When the remote subnet is a connected one, and if the interface connecting them is physically down or the remote edge is turned off, this route is marked False on all the other SDWAN Edges that are receiving this route.
This route never gets deleted in the source edge's routing table due to which the traffic that is initiated behind this edge tries to take the false route and gets dropped on the source edge itself.
Although a less specific route exists in TRUE state, it does not fail back.
This is due to route backtracking not being enabled today by default.
Enabling backtracking is added as a knob through the new VCO UI -> Global Settings -> Customer configuration.
This feature is available for use from 5.2.0.0 version onwards.

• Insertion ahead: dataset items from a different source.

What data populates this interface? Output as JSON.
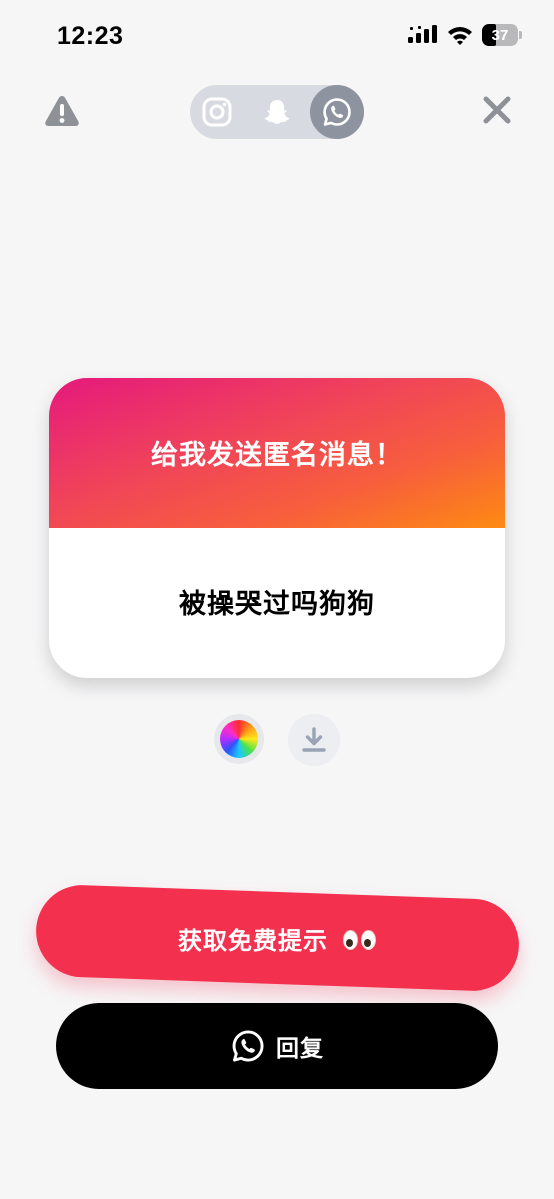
{
  "status_bar": {
    "time": "12:23",
    "battery": "37"
  },
  "platforms": [
    {
      "name": "instagram",
      "icon": "instagram-icon",
      "selected": false
    },
    {
      "name": "snapchat",
      "icon": "snapchat-icon",
      "selected": false
    },
    {
      "name": "whatsapp",
      "icon": "whatsapp-icon",
      "selected": true
    }
  ],
  "card": {
    "title": "给我发送匿名消息！",
    "message": "被操哭过吗狗狗",
    "gradient": [
      "#e5197d",
      "#fd8a12"
    ]
  },
  "tools": {
    "color_icon": "color-wheel-icon",
    "download_icon": "download-icon"
  },
  "buttons": {
    "hint_label": "获取免费提示",
    "hint_emoji": "eyes-emoji",
    "reply_label": "回复",
    "hint_color": "#f4304f",
    "reply_color": "#000000"
  }
}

If the SDWAN-VCE and the VCO are not on the resolved version 5.2.0.0, to delete the routes marked as FALSE, a restart of the device is needed.
To restart the unit, from the orchestrator click Remote Actions - Select the device - Restart service
A restart of the VCE impacts the production traffic. Please apply the workaround during non-business hours.